Grazie all’influenza esercitata su gruppi di successo (chi ha detto Ghost?) e a una profusione di ristampe, propedeutica al loro eccellente ritorno discografico, nei tempi recenti si è tornato a parlare diffusamente dei Blue Oyster Cult e questo non può che far piacere a chi, come il sottoscritto, è un assiduo estimatore della loro ricca parabola artistica, non sempre adeguatamente celebrata.
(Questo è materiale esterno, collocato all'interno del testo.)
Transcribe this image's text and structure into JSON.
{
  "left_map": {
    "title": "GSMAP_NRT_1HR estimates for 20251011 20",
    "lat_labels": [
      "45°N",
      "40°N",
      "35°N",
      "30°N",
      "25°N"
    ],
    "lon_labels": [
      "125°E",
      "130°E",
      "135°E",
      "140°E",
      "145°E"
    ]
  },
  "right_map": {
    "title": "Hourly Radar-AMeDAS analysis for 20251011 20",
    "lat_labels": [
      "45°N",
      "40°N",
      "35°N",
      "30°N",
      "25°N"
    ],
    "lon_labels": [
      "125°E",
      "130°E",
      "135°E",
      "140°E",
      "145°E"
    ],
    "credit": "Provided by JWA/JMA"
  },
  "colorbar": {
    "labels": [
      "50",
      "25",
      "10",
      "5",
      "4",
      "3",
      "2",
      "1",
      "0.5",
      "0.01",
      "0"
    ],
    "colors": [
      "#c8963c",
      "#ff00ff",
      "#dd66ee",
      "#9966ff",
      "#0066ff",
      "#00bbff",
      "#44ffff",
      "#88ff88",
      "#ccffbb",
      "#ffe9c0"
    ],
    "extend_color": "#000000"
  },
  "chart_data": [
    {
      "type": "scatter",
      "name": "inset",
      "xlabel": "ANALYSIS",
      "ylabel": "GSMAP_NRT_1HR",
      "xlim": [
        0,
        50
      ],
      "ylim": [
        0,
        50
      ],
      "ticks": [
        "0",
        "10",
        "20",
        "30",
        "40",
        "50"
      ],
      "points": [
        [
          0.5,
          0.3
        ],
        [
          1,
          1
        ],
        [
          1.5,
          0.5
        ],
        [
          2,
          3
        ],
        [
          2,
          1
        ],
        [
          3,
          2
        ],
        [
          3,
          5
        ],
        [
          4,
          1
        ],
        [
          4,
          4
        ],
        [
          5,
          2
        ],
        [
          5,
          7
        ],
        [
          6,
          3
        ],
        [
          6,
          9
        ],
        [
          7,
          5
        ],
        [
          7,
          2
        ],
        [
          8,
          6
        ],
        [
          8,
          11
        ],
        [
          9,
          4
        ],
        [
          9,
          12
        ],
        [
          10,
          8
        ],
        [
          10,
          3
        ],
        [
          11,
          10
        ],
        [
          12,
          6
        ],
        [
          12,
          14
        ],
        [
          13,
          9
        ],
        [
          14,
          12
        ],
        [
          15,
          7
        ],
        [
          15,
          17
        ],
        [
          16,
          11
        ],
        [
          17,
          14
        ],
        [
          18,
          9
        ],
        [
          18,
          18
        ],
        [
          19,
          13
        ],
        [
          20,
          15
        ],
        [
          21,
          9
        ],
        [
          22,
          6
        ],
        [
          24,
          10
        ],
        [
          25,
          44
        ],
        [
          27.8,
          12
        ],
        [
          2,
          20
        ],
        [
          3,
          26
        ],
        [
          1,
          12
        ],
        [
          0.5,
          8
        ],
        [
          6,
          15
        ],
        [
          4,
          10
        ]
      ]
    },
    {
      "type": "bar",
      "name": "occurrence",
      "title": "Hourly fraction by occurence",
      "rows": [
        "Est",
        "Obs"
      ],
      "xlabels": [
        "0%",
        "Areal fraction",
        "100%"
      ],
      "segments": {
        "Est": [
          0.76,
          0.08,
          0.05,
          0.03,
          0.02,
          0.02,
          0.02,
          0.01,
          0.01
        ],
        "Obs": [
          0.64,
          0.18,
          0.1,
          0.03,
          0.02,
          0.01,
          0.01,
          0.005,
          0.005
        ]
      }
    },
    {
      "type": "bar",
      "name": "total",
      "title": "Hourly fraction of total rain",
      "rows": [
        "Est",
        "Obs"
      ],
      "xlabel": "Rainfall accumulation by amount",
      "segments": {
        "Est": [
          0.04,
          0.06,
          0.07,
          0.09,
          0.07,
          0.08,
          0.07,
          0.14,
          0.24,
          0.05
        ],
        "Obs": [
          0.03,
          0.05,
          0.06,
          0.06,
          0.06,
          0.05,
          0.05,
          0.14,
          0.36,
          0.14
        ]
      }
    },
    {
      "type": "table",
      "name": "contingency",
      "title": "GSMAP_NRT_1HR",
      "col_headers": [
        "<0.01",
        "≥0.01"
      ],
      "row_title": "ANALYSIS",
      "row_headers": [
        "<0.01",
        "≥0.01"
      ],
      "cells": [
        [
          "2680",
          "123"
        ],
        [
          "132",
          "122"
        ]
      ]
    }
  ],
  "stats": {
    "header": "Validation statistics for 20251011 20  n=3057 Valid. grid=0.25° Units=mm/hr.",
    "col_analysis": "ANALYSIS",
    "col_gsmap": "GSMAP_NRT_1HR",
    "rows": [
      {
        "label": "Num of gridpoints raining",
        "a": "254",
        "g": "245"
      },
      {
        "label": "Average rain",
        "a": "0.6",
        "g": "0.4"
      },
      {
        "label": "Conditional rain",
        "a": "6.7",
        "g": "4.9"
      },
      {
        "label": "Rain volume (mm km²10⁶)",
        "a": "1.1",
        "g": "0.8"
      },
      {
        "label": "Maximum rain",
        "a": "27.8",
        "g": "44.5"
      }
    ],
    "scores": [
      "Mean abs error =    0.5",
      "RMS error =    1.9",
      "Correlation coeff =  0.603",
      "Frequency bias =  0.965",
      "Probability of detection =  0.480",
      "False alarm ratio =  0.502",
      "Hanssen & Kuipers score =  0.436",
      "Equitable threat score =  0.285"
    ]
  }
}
Vedere il loro nome apparire con una certa continuità tra i numi tutelari delle formazioni musicali “emergenti” è quindi un altro motivo di soddisfazione, soprattutto se poi tali
newcomers non si riducono a inscenare operazioni di sterile clonaggio e cercano di trasformare la loro ammirazione in autentica ispirazione.
Tra le
band più interessanti della scena sotto questo punto di vista si segnalano sicuramente gli americani
White Magician, artefici di un debutto sulla lunga distanza dove il
modus operandi dei BOC si sposa con la passionalità epica dei Thin Lizzy e con brandelli dell’inquieta creatività dei Mercyful Fate, a comporre un clima esoterico, mistico e arcano di notevole suggestione.
“
Dealers of divinity” si rivela dunque un lavoro intrigante, che pur scontando qualche eccessiva prolissità e una “messa a fuoco” non sempre ai massimi livelli, piace per la tensione sensoriale che trasmette attraverso composizioni al tempo stesso intuitive e poliedriche, in cui fanno capolino addirittura scorie
dark-wave (e la voce di
The Great Kaiser ostenta a tratti vaghe inflessioni
Astbury-esche).
In un mosaico di
riff frementi,
solos intrecciati e avvolgenti, cadenze pulsanti e visionarie si sviluppa un programma aperto da una morbosamente fascinosa
title-track, seguita da “M
ad magic II: in the absence of gods (bad magic)”, davvero ammaliante nei singhiozzi sincopati della chitarra e nell’incedere incalzante, solenne e tenebroso delle melodie.
L’elegiaca ballata
folk “
Fading into the obscurity of ages” funge da placido e sinistro preludio a “
In memoriam: love and magic (magic and love)”, un numero
hard n’ heavy screziato di
dark-prog (qualcosa tra Uriah Heep, Iron Maiden e The Cult …) di buona fattura, mentre le smodate diluizioni di “
Magia nostra” e “
Power of the stone” finiscono per sperperare alcune interessanti intuizioni armoniche e annacquare l’impatto emotivo dei brani, fornendo all’astante l’impressione di una direzione artistica non ancora chiarissima.
Chiude la scaletta la bella “
Spectre of a fying flame”, che tramite soluzioni soniche più dirette e ruggenti stempera con maggiore efficacia il pizzico di sfocatura che contraddistingue parte dell’ascolto.
Plaudendo ancora una volta la competente attività di
scouting della
Cruz Del Sur Music, esortiamo i
White Magician a continuare a percorrere la strada intrapresa, confidenti che, con le attuali potenzialità espressive e attitudinali, i miglioramenti arriveranno come una “naturale” conseguenza dell’incremento dell’esperienza.